ASU Football: 'Summer of Legends' No. 11 Danny White

Danny White is one of the top five players in ASU history. - ASU

The latter half of the greatest father-son duo in Arizona State history will forever own No. 11.

The Backstory: Living up to the expectations of your parents is difficult, but it becomes tremendously more challenging when your father is a legend himself. Few college athletes have to overcome the legacies of their parents, but Sun Devil quarterback Danny White was the exception.

White's father Wilford was Arizona State's first true star, and he became the first Sun Devil to ever have his jersey number retired (33). Wilford "Whizzer" White was an outstanding running back and helped engineer Arizona State's rise to prominence with an All-American caliber season in 1950.

When it came time for Wilford's son Danny to play college football, Arizona State offered an intriguing challenge. Danny could try and follow in his father's footsteps, or he could create his own legacy at a different school. Up to the task, Danny never flinched and assembled one of the most impressive resumes of any Sun Devil athlete.

Today, the Arizona State football program has five numbers hanging in the rafters, and two belong to the White family.

The Player: Danny White (1971-1973)

When Danny White arrived at Arizona State, he didn't need to set personal expectations and goals. The Sun Devil faithful already did that for him, as they hoped that the son of Arizona State's first true star could take the football program to even greater heights.

The pressure must have been immense, but White found a way to rise to the challenge. He didn't play running back like his father, and instead took a liking to throwing and kicking the football. In 1971, White saw his first game action and started at quarterback for the Sun Devils.

Though he wasn't nearly a polished product, White still had the tenacity and talent to lead Arizona State to an 11-1 record. The Sun Devils' prided themselves on their offense, and with a backfield that featured Woody Green and Ben Malone, White simply had to manage the game. But he did more than that, and tossed for 1,643 yards and 17 touchdowns in his first season as a starter.

The following season, White came into his own and thrived as a do-everything quarterback. White surpassed 2,000 passing yards for the first time in his career, and he rushed for more than 200 yards to help the Sun Devils to a 10-2 record and their second consecutive Fiesta Bowl victory. This time, White's heroics led Arizona State past Missouri in the big bowl matchup, and he earned honorable mention All Western Conferences honors as a quarterback.

By the time his senior season rolled around, it was apparent that White could more than live up to his father's legacy. In 1973, White helped the Sun Devils to an 11-1 record and an incredible third straight Fiesta Bowl victory. The 1973 team is widely regarded as one of the best in Arizona State history, and the backfield combination that White and Woody Green formed was simply sensational.

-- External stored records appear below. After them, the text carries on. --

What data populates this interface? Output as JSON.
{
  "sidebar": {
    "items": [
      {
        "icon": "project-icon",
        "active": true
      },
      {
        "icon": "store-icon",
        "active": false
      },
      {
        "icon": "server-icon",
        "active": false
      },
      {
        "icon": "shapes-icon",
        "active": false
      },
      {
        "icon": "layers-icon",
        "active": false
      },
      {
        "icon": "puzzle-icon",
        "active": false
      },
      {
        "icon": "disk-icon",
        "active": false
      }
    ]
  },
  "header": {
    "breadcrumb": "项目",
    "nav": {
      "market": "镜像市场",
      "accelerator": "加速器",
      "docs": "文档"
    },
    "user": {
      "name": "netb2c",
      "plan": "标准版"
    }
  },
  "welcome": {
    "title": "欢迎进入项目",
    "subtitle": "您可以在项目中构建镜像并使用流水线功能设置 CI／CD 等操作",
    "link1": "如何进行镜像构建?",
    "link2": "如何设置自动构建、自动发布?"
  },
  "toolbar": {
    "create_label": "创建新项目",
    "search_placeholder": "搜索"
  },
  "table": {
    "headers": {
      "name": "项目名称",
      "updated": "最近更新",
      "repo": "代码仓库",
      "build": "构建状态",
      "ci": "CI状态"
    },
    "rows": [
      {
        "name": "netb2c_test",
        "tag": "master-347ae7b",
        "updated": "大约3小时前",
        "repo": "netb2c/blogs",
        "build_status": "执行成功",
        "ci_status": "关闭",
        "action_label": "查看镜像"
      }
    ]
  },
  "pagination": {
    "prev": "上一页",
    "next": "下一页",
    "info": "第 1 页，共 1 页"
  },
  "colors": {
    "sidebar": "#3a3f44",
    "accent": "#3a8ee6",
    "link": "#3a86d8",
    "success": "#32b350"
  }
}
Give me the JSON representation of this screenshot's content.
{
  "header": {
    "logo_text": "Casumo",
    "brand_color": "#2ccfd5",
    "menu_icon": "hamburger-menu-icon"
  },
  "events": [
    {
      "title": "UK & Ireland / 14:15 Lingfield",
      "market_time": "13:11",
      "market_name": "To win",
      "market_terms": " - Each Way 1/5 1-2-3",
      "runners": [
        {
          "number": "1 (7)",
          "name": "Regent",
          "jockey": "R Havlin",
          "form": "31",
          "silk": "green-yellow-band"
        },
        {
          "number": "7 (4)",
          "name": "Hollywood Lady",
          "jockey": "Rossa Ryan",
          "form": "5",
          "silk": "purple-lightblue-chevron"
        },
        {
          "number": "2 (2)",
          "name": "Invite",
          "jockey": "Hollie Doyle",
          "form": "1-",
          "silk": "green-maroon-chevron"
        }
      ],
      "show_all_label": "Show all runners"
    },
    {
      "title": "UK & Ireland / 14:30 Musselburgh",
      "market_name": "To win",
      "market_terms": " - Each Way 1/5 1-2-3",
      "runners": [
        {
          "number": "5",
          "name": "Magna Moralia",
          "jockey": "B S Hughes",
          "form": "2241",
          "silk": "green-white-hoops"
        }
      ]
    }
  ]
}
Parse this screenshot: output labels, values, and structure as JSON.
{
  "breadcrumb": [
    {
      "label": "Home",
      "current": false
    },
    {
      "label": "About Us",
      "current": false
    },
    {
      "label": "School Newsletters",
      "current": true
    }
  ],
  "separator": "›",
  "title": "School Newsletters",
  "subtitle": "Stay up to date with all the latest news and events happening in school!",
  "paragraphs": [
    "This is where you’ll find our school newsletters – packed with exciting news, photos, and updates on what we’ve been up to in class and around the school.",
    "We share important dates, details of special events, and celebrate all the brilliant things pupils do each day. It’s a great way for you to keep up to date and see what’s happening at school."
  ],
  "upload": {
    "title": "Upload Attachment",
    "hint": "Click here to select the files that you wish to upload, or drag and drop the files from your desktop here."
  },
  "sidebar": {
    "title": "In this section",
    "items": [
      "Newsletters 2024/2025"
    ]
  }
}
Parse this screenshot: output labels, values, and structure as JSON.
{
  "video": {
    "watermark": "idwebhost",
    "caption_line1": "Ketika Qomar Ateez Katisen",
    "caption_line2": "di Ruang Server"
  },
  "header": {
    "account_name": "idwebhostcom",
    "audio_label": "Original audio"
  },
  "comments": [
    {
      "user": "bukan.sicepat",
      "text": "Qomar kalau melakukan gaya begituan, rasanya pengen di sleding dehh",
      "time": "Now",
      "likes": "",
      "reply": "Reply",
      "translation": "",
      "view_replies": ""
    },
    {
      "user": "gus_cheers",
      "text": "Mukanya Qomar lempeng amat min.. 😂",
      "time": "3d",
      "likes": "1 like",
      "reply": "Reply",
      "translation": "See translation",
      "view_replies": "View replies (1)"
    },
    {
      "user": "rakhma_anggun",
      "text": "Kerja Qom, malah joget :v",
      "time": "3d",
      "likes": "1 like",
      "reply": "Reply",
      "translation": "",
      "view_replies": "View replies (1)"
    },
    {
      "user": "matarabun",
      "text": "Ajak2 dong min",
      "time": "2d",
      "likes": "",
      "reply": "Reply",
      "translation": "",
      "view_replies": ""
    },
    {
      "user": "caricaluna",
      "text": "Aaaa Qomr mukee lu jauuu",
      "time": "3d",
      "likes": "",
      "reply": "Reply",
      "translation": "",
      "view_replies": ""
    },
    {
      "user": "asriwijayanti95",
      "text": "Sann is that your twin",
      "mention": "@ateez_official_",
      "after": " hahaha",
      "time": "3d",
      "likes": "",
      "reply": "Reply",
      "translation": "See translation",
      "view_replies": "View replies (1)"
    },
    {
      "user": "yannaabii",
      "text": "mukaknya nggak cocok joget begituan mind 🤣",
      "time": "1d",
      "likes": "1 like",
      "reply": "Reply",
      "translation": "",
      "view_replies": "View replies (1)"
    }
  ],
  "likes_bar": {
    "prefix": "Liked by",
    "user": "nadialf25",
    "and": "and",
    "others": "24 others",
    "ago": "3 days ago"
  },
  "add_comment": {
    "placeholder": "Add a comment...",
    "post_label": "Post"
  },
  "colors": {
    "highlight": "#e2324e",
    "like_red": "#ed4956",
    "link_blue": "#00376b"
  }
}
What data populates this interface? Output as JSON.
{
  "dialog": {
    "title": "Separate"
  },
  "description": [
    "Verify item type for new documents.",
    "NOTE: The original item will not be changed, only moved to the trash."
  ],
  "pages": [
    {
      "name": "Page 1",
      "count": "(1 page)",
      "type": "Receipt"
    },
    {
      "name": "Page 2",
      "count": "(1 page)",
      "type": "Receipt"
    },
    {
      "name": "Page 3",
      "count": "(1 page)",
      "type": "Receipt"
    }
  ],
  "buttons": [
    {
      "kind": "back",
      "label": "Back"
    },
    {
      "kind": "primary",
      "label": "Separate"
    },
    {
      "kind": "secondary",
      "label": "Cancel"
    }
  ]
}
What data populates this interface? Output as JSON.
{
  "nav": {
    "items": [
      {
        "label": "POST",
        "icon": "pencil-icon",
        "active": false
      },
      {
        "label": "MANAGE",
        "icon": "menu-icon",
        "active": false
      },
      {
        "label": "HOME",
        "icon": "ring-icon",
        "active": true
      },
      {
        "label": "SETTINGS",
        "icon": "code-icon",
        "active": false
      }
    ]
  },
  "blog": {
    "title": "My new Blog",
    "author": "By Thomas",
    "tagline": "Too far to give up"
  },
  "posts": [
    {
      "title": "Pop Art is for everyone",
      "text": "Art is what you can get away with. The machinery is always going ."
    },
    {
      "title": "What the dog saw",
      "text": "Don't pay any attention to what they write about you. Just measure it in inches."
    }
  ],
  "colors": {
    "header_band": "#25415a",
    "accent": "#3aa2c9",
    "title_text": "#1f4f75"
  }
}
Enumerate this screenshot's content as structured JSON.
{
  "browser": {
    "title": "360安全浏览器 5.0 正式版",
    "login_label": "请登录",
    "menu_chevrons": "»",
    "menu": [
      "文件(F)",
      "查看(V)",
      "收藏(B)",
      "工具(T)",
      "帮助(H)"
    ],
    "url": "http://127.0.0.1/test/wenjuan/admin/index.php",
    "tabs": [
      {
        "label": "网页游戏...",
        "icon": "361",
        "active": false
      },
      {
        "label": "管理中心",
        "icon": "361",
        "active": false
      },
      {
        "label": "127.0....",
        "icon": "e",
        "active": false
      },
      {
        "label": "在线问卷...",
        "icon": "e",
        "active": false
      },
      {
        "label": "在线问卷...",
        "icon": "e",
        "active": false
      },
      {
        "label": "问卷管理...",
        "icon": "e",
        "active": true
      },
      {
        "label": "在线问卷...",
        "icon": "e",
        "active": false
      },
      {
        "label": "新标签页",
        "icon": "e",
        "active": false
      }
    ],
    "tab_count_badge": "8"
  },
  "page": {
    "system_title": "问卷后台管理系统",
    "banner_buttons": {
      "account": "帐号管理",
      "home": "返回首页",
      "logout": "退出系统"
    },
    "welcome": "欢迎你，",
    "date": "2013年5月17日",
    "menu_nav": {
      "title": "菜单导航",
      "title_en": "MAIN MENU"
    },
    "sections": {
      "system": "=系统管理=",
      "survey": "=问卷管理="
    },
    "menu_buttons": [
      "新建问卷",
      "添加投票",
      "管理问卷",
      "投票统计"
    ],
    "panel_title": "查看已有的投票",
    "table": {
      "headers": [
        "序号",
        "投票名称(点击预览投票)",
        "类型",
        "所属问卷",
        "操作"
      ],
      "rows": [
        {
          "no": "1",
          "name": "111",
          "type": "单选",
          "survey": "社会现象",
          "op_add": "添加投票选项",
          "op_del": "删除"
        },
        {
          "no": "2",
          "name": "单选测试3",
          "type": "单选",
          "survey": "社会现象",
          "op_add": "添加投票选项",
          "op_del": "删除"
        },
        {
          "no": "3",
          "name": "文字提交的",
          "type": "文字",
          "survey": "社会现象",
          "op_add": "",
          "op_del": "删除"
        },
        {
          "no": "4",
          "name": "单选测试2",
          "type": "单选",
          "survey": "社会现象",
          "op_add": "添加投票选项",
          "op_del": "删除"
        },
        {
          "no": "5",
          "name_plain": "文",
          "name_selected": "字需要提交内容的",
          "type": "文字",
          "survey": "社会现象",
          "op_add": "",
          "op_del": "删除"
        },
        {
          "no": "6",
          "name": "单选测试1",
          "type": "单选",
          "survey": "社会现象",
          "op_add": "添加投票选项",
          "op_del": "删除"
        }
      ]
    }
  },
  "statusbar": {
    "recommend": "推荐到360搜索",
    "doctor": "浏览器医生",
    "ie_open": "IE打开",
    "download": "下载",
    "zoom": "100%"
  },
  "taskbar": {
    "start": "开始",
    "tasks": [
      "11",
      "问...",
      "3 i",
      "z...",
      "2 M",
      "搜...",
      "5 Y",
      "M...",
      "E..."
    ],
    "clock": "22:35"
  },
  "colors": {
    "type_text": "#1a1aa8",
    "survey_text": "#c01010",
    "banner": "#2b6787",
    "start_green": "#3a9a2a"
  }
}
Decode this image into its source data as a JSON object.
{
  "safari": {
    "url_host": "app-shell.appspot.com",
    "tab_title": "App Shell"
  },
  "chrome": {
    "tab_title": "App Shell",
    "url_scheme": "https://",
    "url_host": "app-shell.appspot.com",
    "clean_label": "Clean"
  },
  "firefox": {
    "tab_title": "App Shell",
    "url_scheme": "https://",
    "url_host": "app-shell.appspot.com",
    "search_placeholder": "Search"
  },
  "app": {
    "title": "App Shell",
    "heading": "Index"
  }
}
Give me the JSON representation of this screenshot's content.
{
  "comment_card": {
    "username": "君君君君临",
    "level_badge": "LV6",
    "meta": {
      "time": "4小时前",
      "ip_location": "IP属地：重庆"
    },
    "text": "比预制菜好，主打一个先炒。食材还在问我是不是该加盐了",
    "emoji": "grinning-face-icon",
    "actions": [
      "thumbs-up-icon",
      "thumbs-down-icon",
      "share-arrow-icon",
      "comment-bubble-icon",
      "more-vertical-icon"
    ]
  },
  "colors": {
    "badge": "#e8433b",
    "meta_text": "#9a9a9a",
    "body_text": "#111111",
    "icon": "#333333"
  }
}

White set personal bests with 2,878 passing yards and 24 touchdowns.

White finished his senior season with plenty of national recognition, as he placed ninth overall in the Heisman voting. He also racked in First Team All-Conference honors as a quarterback, and as a punter. That's right, White was also a a force on special teams. White amassed an average of at least 40 yards per punt in each of his three seasons and topped out at more than 43 yards per punt in 1973.

Over his three seasons at Arizona State, White compiled a record of 32-4 and helped the Sun Devils win the Fiesta Bowl three consecutive times. White played during the golden era for Arizona State, and in many ways, he was the poster child for the Sun Devils' success. For that reason, his number will never be worn again, as No. 11 is now retired.

In the Pros: The Dallas Cowboys selected Danny White in the third round of the 1974 NFL Draft with the 53rd overall pick. White became a member of the 20,000 passing yards club during his career and appeared in the 1982 NFL Pro Bowl. However, the highlight of his career is not an individual honor, but the Super Bowl he helped the Cowboys win.